L'appuntamento è per domani, mercoledì 30 marzo alle ore 18, nella Sala 1 del Multisala “Ciak City” nel quartiere Santa Rita. Una grande iniziativa, per presentare la “squadra” che sosterrà e accompagnerà Tonia Paolucci, candidato sindaco della lista civica “Libertà in Azione”, nella prossima campagna elettorale per le Comunali di Lanciano. “Mentre gli altri schieramenti – sottolinea Tonia Paolucci – sono alle prese con le 'grandi manovre' per la quadratura dei vari cerchi, il nostro gruppo ha continuato a lavorare su progetti concreti e sulla formazione delle liste. Dopo la presentazione ufficiale, inizierà la fase di consultazione popolare (che avevamo già annunciato nelle scorse settimane) per la stesura del programma di governo. Un programma che si fonderà su 6 pilastri: trasparenza, fusione dei Comuni, sicurezza, politiche sociali, cultura, riduzione della pressione fiscale. In queste macro-aree di intervento, si inseriranno una serie di obiettivi operativi, che concorderemo con gli attori del territorio”. Le liste a sostegno della candidatura di Tonia Paolucci sono al momento 3: “Libertà in Azione”, “Tonia Paolucci Sindaco” e “S'ignora Lanciano”. “Ma naturalmente – puntualizza la Paolucci – siamo aperti al contributo di tutti coloro che vorranno sostenere il nostro progetto”.

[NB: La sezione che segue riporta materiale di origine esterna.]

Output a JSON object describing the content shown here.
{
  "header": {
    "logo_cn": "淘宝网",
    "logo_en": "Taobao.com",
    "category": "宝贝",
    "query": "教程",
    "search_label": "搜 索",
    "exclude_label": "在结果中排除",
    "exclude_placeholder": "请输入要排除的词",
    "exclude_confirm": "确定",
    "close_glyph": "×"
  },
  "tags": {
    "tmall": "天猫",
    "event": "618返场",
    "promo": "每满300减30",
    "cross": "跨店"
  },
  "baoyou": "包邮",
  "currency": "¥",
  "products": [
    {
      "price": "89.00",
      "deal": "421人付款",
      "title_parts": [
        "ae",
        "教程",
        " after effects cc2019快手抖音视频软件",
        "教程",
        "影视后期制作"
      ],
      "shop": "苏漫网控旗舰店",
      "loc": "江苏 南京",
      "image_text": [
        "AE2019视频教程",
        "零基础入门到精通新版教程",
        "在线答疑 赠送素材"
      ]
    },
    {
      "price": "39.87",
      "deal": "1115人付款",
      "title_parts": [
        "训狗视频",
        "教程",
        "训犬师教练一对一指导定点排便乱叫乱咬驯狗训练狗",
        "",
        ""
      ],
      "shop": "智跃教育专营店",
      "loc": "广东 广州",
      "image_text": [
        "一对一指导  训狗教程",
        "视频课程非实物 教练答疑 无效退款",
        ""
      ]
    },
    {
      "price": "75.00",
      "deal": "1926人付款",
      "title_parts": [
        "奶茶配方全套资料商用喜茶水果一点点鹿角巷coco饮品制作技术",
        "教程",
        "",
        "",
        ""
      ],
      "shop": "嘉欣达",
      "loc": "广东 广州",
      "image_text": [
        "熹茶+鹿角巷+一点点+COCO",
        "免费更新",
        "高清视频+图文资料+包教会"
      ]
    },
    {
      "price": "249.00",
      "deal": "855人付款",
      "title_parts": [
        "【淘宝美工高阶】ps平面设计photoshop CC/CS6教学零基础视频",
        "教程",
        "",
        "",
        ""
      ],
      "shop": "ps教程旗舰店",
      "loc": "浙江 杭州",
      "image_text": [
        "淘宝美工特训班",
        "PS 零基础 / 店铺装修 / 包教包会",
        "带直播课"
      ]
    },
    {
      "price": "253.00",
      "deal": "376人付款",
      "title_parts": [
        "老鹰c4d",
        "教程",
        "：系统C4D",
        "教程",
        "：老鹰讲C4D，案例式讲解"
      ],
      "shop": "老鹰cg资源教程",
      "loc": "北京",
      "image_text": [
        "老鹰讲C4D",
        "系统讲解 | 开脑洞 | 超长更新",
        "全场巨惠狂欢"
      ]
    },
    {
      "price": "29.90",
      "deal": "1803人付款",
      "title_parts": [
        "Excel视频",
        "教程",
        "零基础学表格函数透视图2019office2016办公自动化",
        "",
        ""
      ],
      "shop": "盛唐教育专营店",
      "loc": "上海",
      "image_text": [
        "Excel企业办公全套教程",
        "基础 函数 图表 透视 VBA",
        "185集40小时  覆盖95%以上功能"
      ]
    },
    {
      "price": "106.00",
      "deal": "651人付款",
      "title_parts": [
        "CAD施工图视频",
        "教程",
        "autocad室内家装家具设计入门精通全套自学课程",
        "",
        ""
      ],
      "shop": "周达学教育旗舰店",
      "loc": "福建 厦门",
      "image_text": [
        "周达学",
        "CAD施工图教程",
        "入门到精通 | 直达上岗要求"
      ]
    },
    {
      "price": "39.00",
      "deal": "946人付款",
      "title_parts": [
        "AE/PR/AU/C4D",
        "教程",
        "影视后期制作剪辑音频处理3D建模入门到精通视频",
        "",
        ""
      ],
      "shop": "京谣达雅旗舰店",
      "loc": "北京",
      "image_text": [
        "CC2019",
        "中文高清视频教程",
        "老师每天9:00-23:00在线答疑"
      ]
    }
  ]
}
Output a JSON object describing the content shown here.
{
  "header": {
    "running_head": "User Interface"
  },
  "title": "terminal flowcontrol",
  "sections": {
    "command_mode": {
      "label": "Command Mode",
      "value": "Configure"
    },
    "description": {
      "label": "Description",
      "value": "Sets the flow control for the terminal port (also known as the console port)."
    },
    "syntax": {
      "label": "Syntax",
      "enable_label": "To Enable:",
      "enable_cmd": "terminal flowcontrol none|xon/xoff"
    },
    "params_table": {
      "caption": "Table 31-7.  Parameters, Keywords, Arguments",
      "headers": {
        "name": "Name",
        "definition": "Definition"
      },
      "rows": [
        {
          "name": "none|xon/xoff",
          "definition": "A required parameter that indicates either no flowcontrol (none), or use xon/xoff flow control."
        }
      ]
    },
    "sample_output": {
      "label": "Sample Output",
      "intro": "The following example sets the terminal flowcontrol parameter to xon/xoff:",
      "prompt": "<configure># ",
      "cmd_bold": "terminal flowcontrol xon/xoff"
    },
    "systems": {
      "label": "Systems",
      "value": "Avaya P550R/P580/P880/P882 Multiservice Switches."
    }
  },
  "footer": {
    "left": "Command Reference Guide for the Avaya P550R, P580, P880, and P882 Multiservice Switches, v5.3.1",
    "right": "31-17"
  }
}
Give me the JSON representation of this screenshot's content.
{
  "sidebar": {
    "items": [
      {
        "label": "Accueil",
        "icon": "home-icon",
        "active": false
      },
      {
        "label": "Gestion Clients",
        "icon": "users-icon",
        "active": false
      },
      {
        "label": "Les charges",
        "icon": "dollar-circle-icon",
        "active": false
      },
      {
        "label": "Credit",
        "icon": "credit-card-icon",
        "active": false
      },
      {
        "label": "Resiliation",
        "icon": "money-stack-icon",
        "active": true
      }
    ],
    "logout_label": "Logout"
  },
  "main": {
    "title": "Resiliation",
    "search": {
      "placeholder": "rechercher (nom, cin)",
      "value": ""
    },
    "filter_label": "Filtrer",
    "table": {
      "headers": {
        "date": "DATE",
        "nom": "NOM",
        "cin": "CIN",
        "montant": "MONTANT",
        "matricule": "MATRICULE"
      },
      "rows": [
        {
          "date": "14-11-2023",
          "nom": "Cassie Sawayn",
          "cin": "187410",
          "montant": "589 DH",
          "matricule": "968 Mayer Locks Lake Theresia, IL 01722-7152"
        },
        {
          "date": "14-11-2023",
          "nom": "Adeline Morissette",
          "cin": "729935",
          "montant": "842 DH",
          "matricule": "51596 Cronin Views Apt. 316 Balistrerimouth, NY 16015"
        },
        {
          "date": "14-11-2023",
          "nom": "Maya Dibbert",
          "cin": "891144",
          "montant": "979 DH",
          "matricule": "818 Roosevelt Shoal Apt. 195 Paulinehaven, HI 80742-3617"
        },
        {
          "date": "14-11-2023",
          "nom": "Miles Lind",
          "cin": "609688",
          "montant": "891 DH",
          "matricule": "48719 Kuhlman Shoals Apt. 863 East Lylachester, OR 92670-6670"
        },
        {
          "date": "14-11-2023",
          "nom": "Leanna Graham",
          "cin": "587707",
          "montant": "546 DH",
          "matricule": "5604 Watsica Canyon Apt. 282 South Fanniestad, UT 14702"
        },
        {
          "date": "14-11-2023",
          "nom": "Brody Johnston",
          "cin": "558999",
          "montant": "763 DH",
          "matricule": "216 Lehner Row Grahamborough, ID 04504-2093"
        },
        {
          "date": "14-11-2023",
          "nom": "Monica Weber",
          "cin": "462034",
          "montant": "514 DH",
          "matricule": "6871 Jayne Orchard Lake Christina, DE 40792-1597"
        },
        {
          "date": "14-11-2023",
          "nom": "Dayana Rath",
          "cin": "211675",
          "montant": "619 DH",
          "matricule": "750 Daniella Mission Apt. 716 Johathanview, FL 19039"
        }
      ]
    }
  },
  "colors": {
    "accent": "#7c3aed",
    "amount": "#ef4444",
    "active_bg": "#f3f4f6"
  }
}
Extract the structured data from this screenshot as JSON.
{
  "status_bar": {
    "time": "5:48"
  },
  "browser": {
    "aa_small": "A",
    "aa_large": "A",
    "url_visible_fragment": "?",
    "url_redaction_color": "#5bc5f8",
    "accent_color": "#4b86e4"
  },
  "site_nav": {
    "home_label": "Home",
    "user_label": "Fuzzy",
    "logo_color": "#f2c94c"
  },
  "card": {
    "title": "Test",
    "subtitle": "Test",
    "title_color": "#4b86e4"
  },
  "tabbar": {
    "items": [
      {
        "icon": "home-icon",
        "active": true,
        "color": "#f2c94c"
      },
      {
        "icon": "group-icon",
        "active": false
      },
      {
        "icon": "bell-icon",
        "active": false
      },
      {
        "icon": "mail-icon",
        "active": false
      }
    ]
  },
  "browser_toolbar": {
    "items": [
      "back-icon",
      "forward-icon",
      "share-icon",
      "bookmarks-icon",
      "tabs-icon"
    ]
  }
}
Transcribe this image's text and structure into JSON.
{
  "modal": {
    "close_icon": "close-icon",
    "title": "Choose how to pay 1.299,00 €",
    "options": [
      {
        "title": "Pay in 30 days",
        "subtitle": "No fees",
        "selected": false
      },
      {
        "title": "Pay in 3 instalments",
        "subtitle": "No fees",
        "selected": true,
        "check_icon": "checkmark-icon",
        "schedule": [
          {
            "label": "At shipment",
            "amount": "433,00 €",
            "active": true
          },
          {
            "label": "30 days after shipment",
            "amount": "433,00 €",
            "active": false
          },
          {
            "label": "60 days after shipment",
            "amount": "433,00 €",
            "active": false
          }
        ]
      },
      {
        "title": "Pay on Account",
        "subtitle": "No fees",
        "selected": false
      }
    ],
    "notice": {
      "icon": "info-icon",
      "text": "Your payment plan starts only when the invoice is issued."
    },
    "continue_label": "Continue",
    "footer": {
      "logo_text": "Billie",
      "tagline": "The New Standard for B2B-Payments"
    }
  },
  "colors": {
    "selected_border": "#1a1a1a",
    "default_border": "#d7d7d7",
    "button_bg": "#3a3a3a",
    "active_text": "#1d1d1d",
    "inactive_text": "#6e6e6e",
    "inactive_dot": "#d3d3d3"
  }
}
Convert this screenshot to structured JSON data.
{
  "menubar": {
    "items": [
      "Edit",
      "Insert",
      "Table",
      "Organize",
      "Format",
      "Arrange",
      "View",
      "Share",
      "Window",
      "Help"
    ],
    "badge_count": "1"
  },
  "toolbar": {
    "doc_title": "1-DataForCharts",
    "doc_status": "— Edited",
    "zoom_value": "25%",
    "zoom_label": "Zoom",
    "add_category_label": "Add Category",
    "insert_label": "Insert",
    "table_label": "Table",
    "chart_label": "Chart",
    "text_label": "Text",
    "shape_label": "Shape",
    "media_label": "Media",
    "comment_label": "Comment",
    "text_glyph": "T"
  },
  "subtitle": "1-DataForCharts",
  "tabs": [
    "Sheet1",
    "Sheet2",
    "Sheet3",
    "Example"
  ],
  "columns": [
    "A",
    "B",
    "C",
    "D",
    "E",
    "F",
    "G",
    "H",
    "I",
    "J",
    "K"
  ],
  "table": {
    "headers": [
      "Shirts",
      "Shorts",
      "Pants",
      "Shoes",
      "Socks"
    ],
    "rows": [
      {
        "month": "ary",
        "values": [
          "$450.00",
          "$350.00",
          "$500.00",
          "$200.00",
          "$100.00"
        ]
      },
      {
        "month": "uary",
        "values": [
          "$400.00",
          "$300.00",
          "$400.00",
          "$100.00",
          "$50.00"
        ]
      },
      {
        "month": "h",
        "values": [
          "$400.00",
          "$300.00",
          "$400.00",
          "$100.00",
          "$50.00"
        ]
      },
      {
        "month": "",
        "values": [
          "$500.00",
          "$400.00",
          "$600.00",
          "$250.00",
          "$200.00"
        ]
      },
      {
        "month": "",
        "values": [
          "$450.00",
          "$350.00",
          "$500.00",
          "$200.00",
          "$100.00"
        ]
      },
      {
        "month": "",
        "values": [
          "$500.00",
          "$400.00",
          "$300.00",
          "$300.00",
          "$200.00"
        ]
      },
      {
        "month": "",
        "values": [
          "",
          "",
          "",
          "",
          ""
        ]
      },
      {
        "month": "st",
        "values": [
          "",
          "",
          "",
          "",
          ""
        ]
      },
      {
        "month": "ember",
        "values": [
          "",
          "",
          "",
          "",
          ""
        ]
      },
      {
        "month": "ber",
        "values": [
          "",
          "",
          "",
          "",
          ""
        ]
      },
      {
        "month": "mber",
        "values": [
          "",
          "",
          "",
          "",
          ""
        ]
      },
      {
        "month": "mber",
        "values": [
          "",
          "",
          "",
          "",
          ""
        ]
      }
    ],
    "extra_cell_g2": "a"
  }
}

"In questi giorni il Coordinamento di Forza Italia di Lanciano ha programmato una serie d’incontri per focalizzare le tante carenze dei 5 anni di amministrazione comunale e, conseguentemente  per tracciare  i punti programmatici di cui il centrodestra dovrà farsi portavoce per le prossime elezioni di giugno". Lo annuncia, in una nota, il coordinamento cittadino del partito, nel primo documento pubblico dopo le Primarie del 13 marzo scorso, che hanno scatenato una serie di accuse e polemiche in casa azzurra, culminate con l'addio della candidata di bandiera Maria Grazia Piccinini. "Contestualmente il gruppo sta già lavorando alla costituzione di una lista che sarà profondamente rinnovata nella sua composizione - continua la nota - pur mantenendo alcuni elementi che hanno già avuto esperienza, al fine di coniugare l' entusiasmo e la voglia di rinnovamento, con la conoscenza della macchina amministrativa maturata nel corso degli anni". Volti nuovi, dunque, nella prossima competizione elettorale, ma anche alcune conferme tra i nomi che gli elettori troveranno sui manifesti affissi nei seggi elettorali. "Inoltre Forza Italia Lanciano focalizzerà il proprio impegno nelle prossime settimane sulla battaglia referendaria del 17 aprile per  dare il proprio convinto SI contro le trivelle - prosegue il coordinamento - questa è una battaglia infatti che ha sempre condotto in Abruzzo in maniera forte e coerente, e che ci vedrà impegnati in questi prossimi giorni. Riteniamo di doverlo fare soprattutto a Lanciano, dove il 24 maggio 2015 eravamo scesi in piazza con tutta la nostra classe dirigente, a cominciare dall'on. Di Stefano, che è stato sempre convintamente in prima fila per questa battaglia, rilanciando questa sfida, a differenza del PD, che invece ama la passerella in piazza (vedasi la manifestazione di maggio)  ma che poi nei fatti si dilegua quando deve prendere una posizione chiara. Forza Italia s’impegnerà in tutte le sedi per far sì che il referendum abbia la meglio contro un futuro che non appartiene ai nostri territori".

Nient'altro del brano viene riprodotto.